Speaking from personal experience, I left a private sector job where I had uninhibited access to information, remote access, an internal instant messenger service, a client relations management software, an inventory system, and the latest OS – all of which interfaced seamlessly with one another – to take a job in government only to find myself working (at the time) in an information environment riddled with filter issues, on a bulky and antiquated OS, and hosting a bunch of different applications that didn’t speak to one another. It was like stepping into a time warp that immediately reinforced all of the negative stereotypes I had heard about the pace at which the bureaucracy moves.

I don’t know what the solutions are to the government’s IM/IT woes, but maybe there comes a time when we need to concede that we can’t catch up, and that we should stop duplicating our efforts. Perhaps we should wipe the slate clean, align ourselves with some of the big IM/IT players, sign the requisite non-disclosure agreements and pay them to administer it.

Though, in many cases, I suspect solutions don’t even have to be that grandiose. Work in a busy office and need to keep tabs on people for approvals etc but not sure where everyone is? Why not just set up twitter accounts (and hook them into Firefox and your mobile devices):

  • Nick is on lunch 12pm-1pm
  • Mike is in a meeting 10am-2pm @ TBS
  • Etienne is in his office, drop in if needed
  • David is busy with a firm 3pm deadline for PCO
  • Liz is working on end of fiscal, please have everything in by 2pm today
Or take the ongoing issues with the speed and physical capacity of government email servers. A widespread reluctance to delete email has lead departments to institute automatic email archiving policies and/or practices. Archiving has become increasingly frequent because email servers just can’t keep up, yet employees refuse to self-regulate while complaining about how slow the email servers are. How many of your daily email exchanges are purely perfunctory?

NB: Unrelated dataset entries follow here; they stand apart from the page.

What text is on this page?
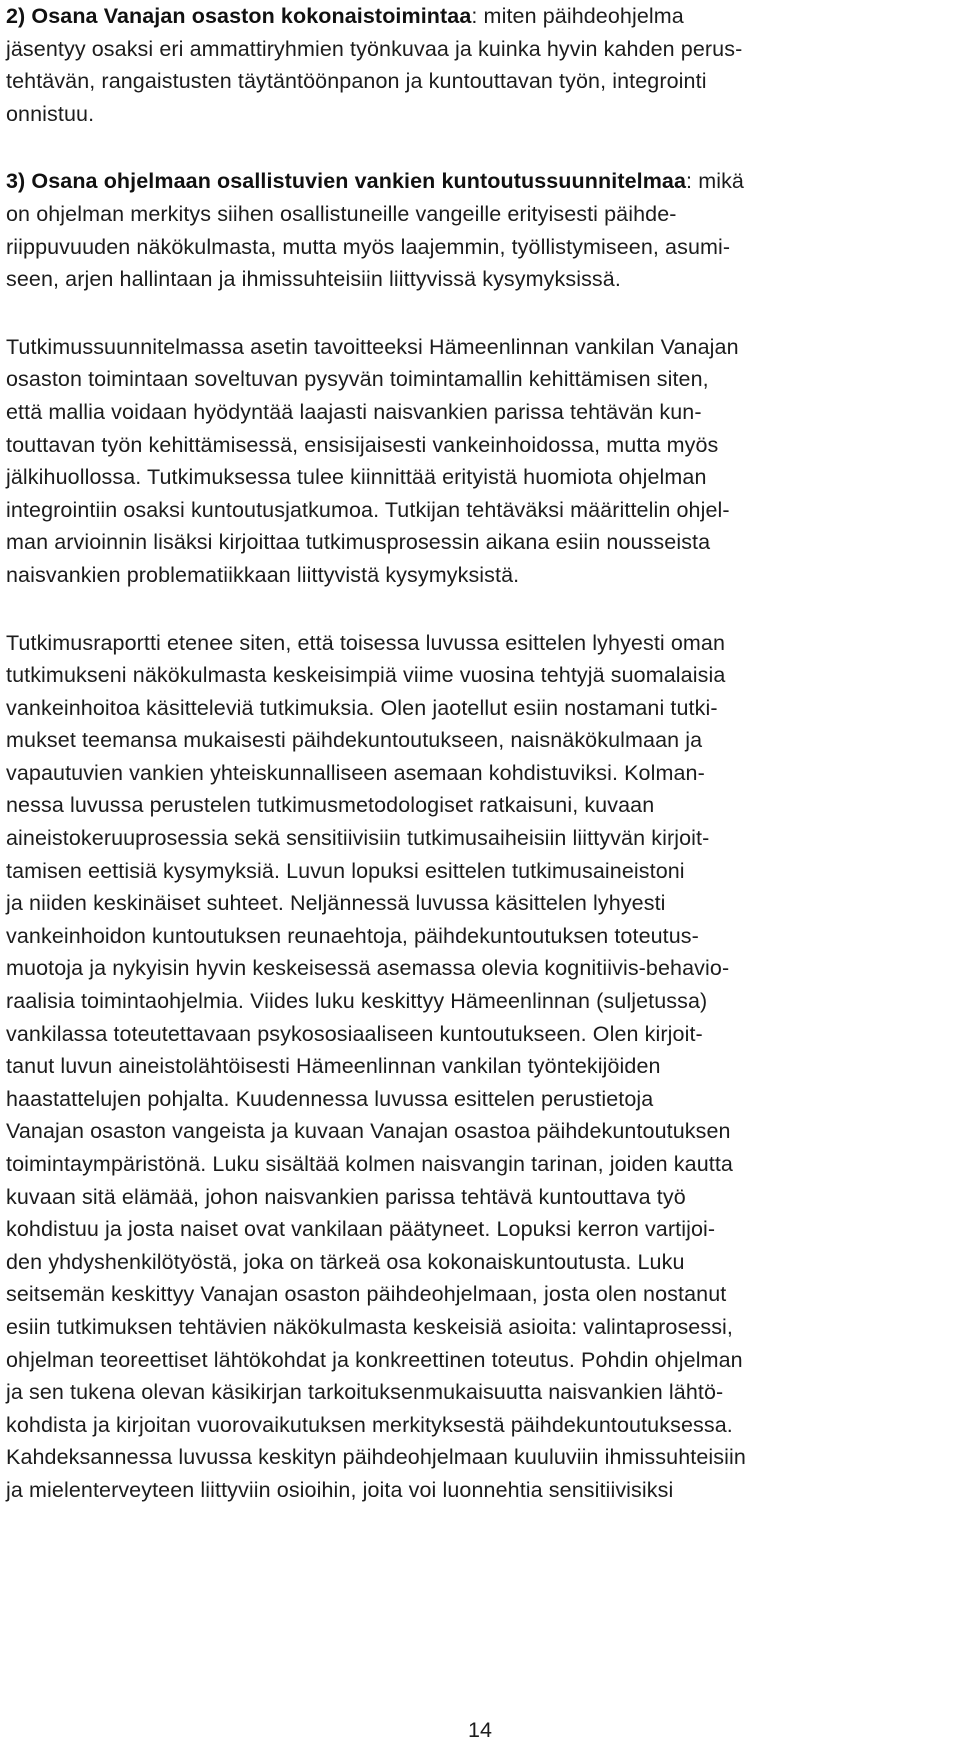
2) Osana Vanajan osaston kokonaistoimintaa: miten päihdeohjelma
jäsentyy osaksi eri ammattiryhmien työnkuvaa ja kuinka hyvin kahden perus-
tehtävän, rangaistusten täytäntöönpanon ja kuntouttavan työn, integrointi
onnistuu.
3) Osana ohjelmaan osallistuvien vankien kuntoutussuunnitelmaa: mikä
on ohjelman merkitys siihen osallistuneille vangeille erityisesti päihde-
riippuvuuden näkökulmasta, mutta myös laajemmin, työllistymiseen, asumi-
seen, arjen hallintaan ja ihmissuhteisiin liittyvissä kysymyksissä.
Tutkimussuunnitelmassa asetin tavoitteeksi Hämeenlinnan vankilan Vanajan
osaston toimintaan soveltuvan pysyvän toimintamallin kehittämisen siten,
että mallia voidaan hyödyntää laajasti naisvankien parissa tehtävän kun-
touttavan työn kehittämisessä, ensisijaisesti vankeinhoidossa, mutta myös
jälkihuollossa. Tutkimuksessa tulee kiinnittää erityistä huomiota ohjelman
integrointiin osaksi kuntoutusjatkumoa. Tutkijan tehtäväksi määrittelin ohjel-
man arvioinnin lisäksi kirjoittaa tutkimusprosessin aikana esiin nousseista
naisvankien problematiikkaan liittyvistä kysymyksistä.
Tutkimusraportti etenee siten, että toisessa luvussa esittelen lyhyesti oman
tutkimukseni näkökulmasta keskeisimpiä viime vuosina tehtyjä suomalaisia
vankeinhoitoa käsitteleviä tutkimuksia. Olen jaotellut esiin nostamani tutki-
mukset teemansa mukaisesti päihdekuntoutukseen, naisnäkökulmaan ja
vapautuvien vankien yhteiskunnalliseen asemaan kohdistuviksi. Kolman-
nessa luvussa perustelen tutkimusmetodologiset ratkaisuni, kuvaan
aineistokeruuprosessia sekä sensitiivisiin tutkimusaiheisiin liittyvän kirjoit-
tamisen eettisiä kysymyksiä. Luvun lopuksi esittelen tutkimusaineistoni
ja niiden keskinäiset suhteet. Neljännessä luvussa käsittelen lyhyesti
vankeinhoidon kuntoutuksen reunaehtoja, päihdekuntoutuksen toteutus-
muotoja ja nykyisin hyvin keskeisessä asemassa olevia kognitiivis-behavio-
raalisia toimintaohjelmia. Viides luku keskittyy Hämeenlinnan (suljetussa)
vankilassa toteutettavaan psykososiaaliseen kuntoutukseen. Olen kirjoit-
tanut luvun aineistolähtöisesti Hämeenlinnan vankilan työntekijöiden
haastattelujen pohjalta. Kuudennessa luvussa esittelen perustietoja
Vanajan osaston vangeista ja kuvaan Vanajan osastoa päihdekuntoutuksen
toimintaympäristönä. Luku sisältää kolmen naisvangin tarinan, joiden kautta
kuvaan sitä elämää, johon naisvankien parissa tehtävä kuntouttava työ
kohdistuu ja josta naiset ovat vankilaan päätyneet. Lopuksi kerron vartijoi-
den yhdyshenkilötyöstä, joka on tärkeä osa kokonaiskuntoutusta. Luku
seitsemän keskittyy Vanajan osaston päihdeohjelmaan, josta olen nostanut
esiin tutkimuksen tehtävien näkökulmasta keskeisiä asioita: valintaprosessi,
ohjelman teoreettiset lähtökohdat ja konkreettinen toteutus. Pohdin ohjelman
ja sen tukena olevan käsikirjan tarkoituksenmukaisuutta naisvankien lähtö-
kohdista ja kirjoitan vuorovaikutuksen merkityksestä päihdekuntoutuksessa.
Kahdeksannessa luvussa keskityn päihdeohjelmaan kuuluviin ihmissuhteisiin
ja mielenterveyteen liittyviin osioihin, joita voi luonnehtia sensitiivisiksi
14
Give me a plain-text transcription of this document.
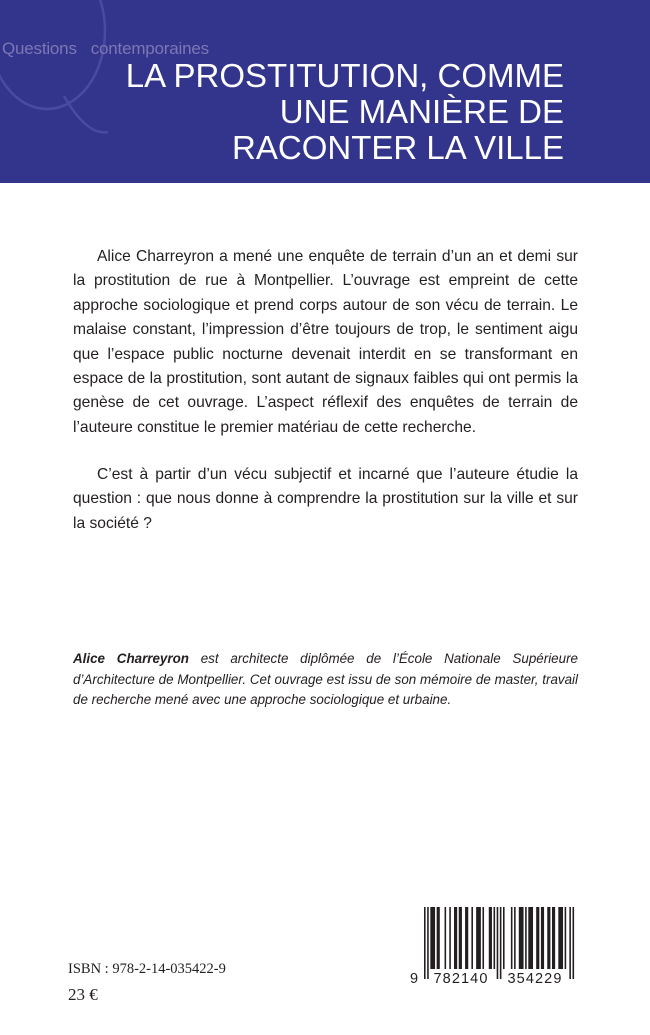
Questions contemporaines
LA PROSTITUTION, COMME
UNE MANIÈRE DE
RACONTER LA VILLE

Alice Charreyron a mené une enquête de terrain d’un an et demi sur la prostitution de rue à Montpellier. L’ouvrage est empreint de cette approche sociologique et prend corps autour de son vécu de terrain. Le malaise constant, l’impression d’être toujours de trop, le sentiment aigu que l’espace public nocturne devenait interdit en se transformant en espace de la prostitution, sont autant de signaux faibles qui ont permis la genèse de cet ouvrage. L’aspect réflexif des enquêtes de terrain de l’auteure constitue le premier matériau de cette recherche.

C’est à partir d’un vécu subjectif et incarné que l’auteure étudie la question : que nous donne à comprendre la prostitution sur la ville et sur la société ?

Alice Charreyron est architecte diplômée de l’École Nationale Supérieure d’Architecture de Montpellier. Cet ouvrage est issu de son mémoire de master, travail de recherche mené avec une approche sociologique et urbaine.

9 782140 354229
ISBN : 978-2-14-035422-9
23 €
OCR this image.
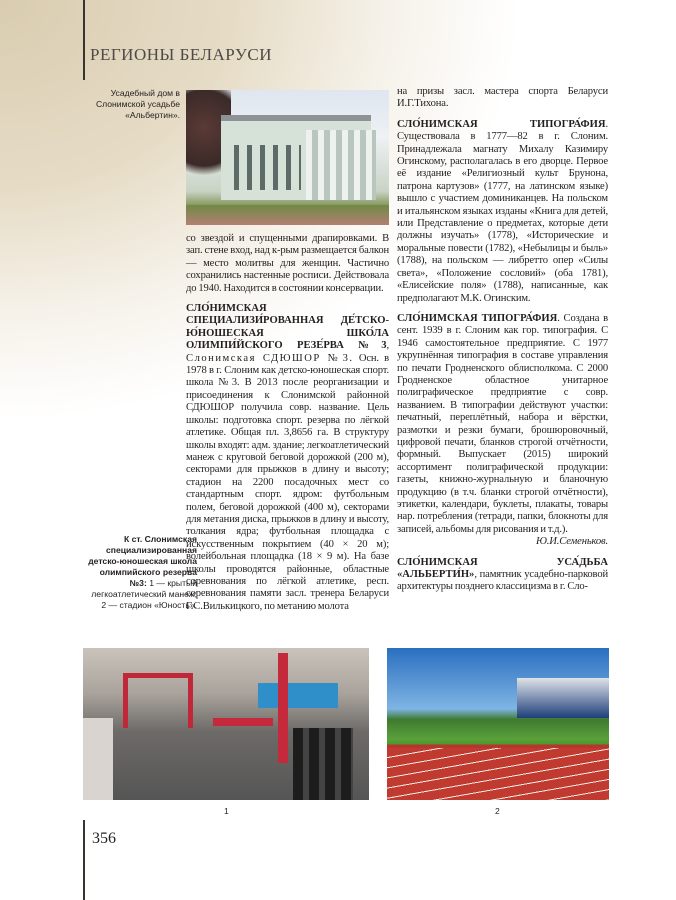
РЕГИОНЫ БЕЛАРУСИ
Усадебный дом в Слонимской усадьбе «Альбертин».

со звездой и спущенными драпировками. В зап. стене вход, над к-рым размещается балкон — место молитвы для женщин. Частично сохранились настенные росписи. Действовала до 1940. Находится в состоянии консервации.

СЛО́НИМСКАЯ СПЕЦИАЛИЗИ́РОВАННАЯ ДЕ́ТСКО-Ю́НОШЕСКАЯ ШКО́ЛА ОЛИМПИ́ЙСКОГО РЕЗЕ́РВА №3, Слонимская СДЮШОР №3. Осн. в 1978 в г. Слоним как детско-юношеская спорт. школа №3. В 2013 после реорганизации и присоединения к Слонимской районной СДЮШОР получила совр. название. Цель школы: подготовка спорт. резерва по лёгкой атлетике. Общая пл. 3,8656 га. В структуру школы входят: адм. здание; легкоатлетический манеж с круговой беговой дорожкой (200 м), секторами для прыжков в длину и высоту; стадион на 2200 посадочных мест со стандартным спорт. ядром: футбольным полем, беговой дорожкой (400 м), секторами для метания диска, прыжков в длину и высоту, толкания ядра; футбольная площадка с искусственным покрытием (40 × 20 м); волейбольная площадка (18 × 9 м). На базе школы проводятся районные, областные соревнования по лёгкой атлетике, респ. соревнования памяти засл. тренера Беларуси Г.С.Вилькицкого, по метанию молота

К ст. Слонимская специализированная детско-юношеская школа олимпийского резерва №3: 1 — крытый легкоатлетический манеж; 2 — стадион «Юность».

на призы засл. мастера спорта Беларуси И.Г.Тихона.

СЛО́НИМСКАЯ ТИПОГРА́ФИЯ. Существовала в 1777—82 в г. Слоним. Принадлежала магнату Михалу Казимиру Огинскому, располагалась в его дворце. Первое её издание «Религиозный культ Брунона, патрона картузов» (1777, на латинском языке) вышло с участием доминиканцев. На польском и итальянском языках изданы «Книга для детей, или Представление о предметах, которые дети должны изучать» (1778), «Исторические и моральные повести (1782), «Небылицы и быль» (1788), на польском — либретто опер «Силы света», «Положение сословий» (оба 1781), «Елисейские поля» (1788), написанные, как предполагают М.К. Огинским.

СЛО́НИМСКАЯ ТИПОГРА́ФИЯ. Создана в сент. 1939 в г. Слоним как гор. типография. С 1946 самостоятельное предприятие. С 1977 укрупнённая типография в составе управления по печати Гродненского облисполкома. С 2000 Гродненское областное унитарное полиграфическое предприятие с совр. названием. В типографии действуют участки: печатный, переплётный, набора и вёрстки, размотки и резки бумаги, брошюровочный, цифровой печати, бланков строгой отчётности, формный. Выпускает (2015) широкий ассортимент полиграфической продукции: газеты, книжно-журнальную и бланочную продукцию (в т.ч. бланки строгой отчётности), этикетки, календари, буклеты, плакаты, товары нар. потребления (тетради, папки, блокноты для записей, альбомы для рисования и т.д.).

Ю.И.Семеньков.

СЛО́НИМСКАЯ УСА́ДЬБА «АЛЬБЕРТИ́Н», памятник усадебно-парковой архитектуры позднего классицизма в г. Сло-

1	2
356
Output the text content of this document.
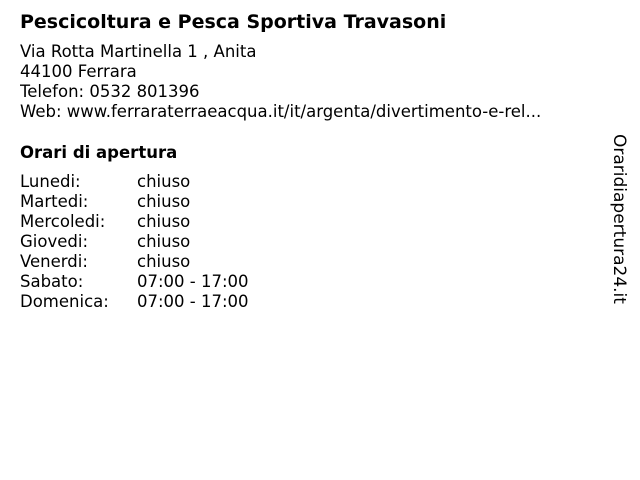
Pescicoltura e Pesca Sportiva Travasoni
Via Rotta Martinella 1 , Anita
44100 Ferrara
Telefon: 0532 801396
Web: www.ferraraterraeacqua.it/it/argenta/divertimento-e-rel...
Orari di apertura
Lunedi:	chiuso
Martedi:	chiuso
Mercoledi:	chiuso
Giovedi:	chiuso
Venerdi:	chiuso
Sabato:	07:00 - 17:00
Domenica:	07:00 - 17:00	Oraridiapertura24.it
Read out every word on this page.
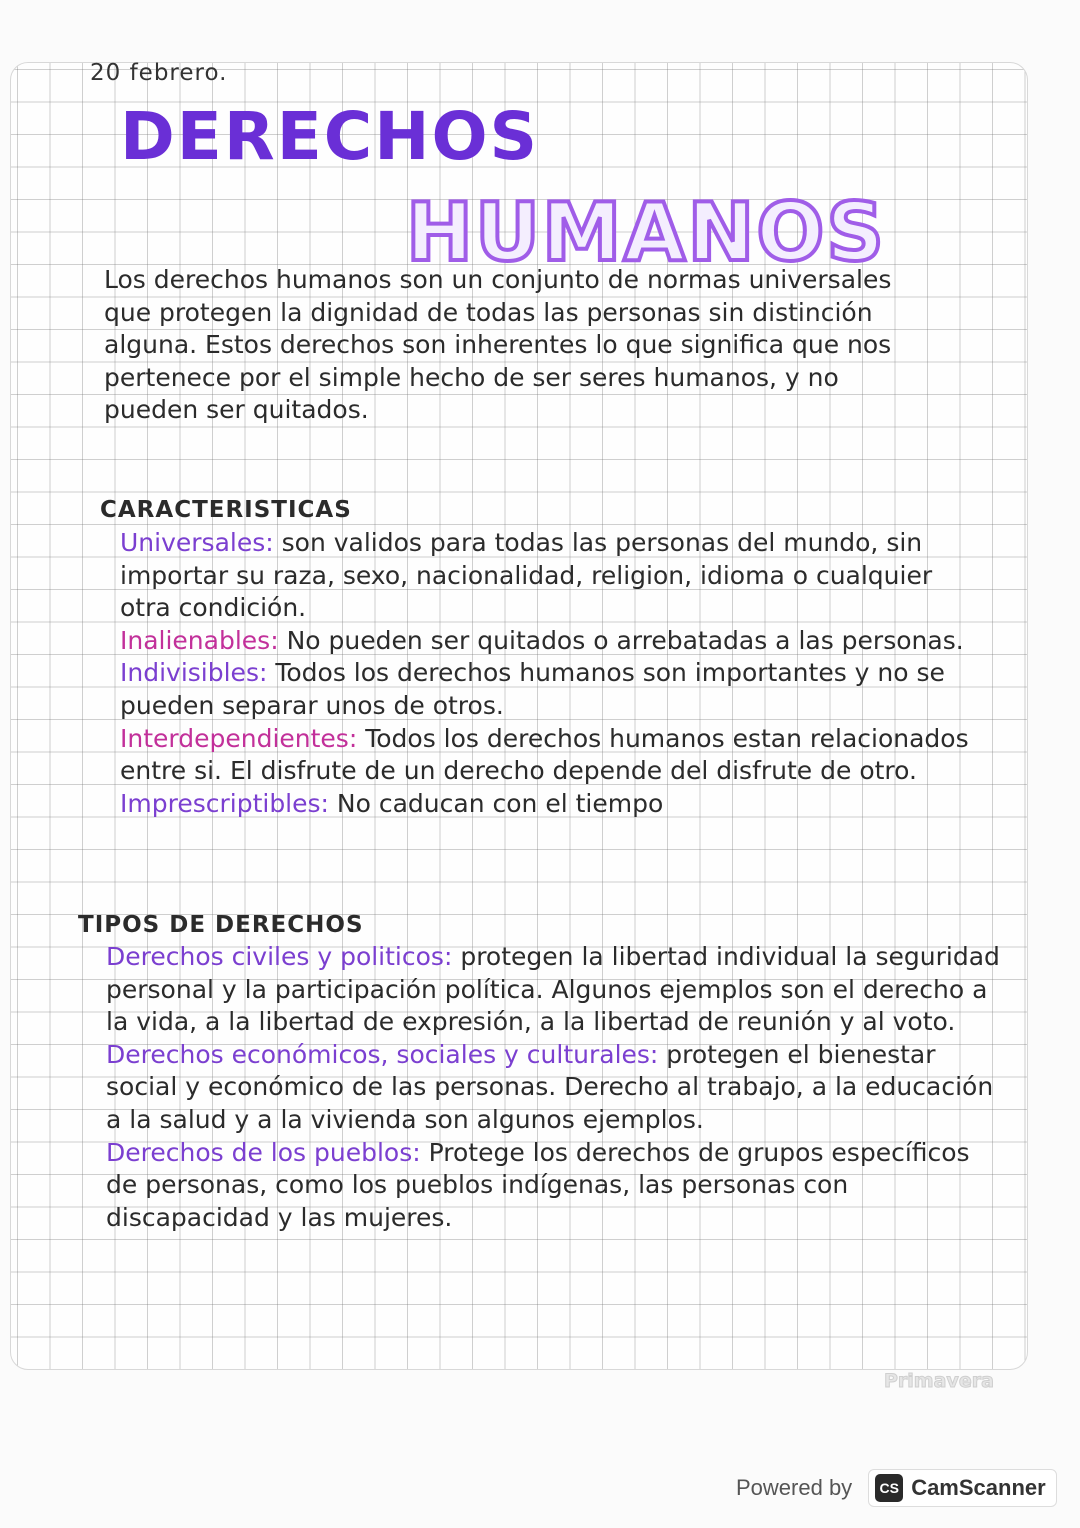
20 febrero.
DERECHOS
HUMANOS

Los derechos humanos son un conjunto de normas universales que protegen la dignidad de todas las personas sin distinción alguna. Estos derechos son inherentes lo que significa que nos pertenece por el simple hecho de ser seres humanos, y no pueden ser quitados.

CARACTERISTICAS

Universales: son validos para todas las personas del mundo, sin importar su raza, sexo, nacionalidad, religion, idioma o cualquier otra condición.

Inalienables: No pueden ser quitados o arrebatadas a las personas.

Indivisibles: Todos los derechos humanos son importantes y no se pueden separar unos de otros.

Interdependientes: Todos los derechos humanos estan relacionados entre si. El disfrute de un derecho depende del disfrute de otro.

Imprescriptibles: No caducan con el tiempo

TIPOS DE DERECHOS

Derechos civiles y politicos: protegen la libertad individual la seguridad personal y la participación política. Algunos ejemplos son el derecho a la vida, a la libertad de expresión, a la libertad de reunión y al voto.

Derechos económicos, sociales y culturales: protegen el bienestar social y económico de las personas. Derecho al trabajo, a la educación a la salud y a la vivienda son algunos ejemplos.

Derechos de los pueblos: Protege los derechos de grupos específicos de personas, como los pueblos indígenas, las personas con discapacidad y las mujeres.

Primavera
Powered by	CS CamScanner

  • Thanks for sending me the document.
  • Got it.
  • See you then.
  • No problem.
  • Okay thanks.
  • Oops, I forgot to send the attachment.
  • What’s the number?
  • Drop in to discuss.

Over half of my daily email could be replaced with simple Instant Messenger (IM). So why not deploy an existing IM with file transfer capabilities (eg. MSN Messenger) to take the weight off of our email servers? Just think about all of the email space you could free up with an IM service, not to mention avoiding the duplication involved in managing documents via email:

  • The message in your email folder (when you received it),
  • The attachment in your temporary files folder (for when you need to download it)
  • The attachment in your download folder (when you downloaded it)
  • The file on your desktop (when you worked on it and saved it)
  • The file on your shared drive (if you aren’t around and someone needs it)
  • The file back in your temporary files folder (for the email attachment)
  • The new message in your sent box (when you send your revisions back)

Unfortunately for some reason, IM programs are widely seen as a bane of productivity, right up there with social networking and streaming video sites, when in all honesty smoke and coffee breaks probably take up way more time. I understand that an increasingly mobile and knowledge based workforce makes it challenging to provide secure, reliable and remote access. I know that access to corporate networks and to information management tools that meet the expanding needs of an organization is difficult.

The kicker is that everyone else knows it too, talking about the need to move and moving are two very different things. Too much of the former drives new Gen Y hires away from Public Service, following through on the latter is what will keep them engaged in it.


1 comment:

  1. Well done. Great analysis with a few good solutions. The true problem is the paradigm that creates such an infrastructure disaster in the first place. As long as it continues, the PS will continue to be the equivalent of a second world country to the rest of reality outside our workplaces.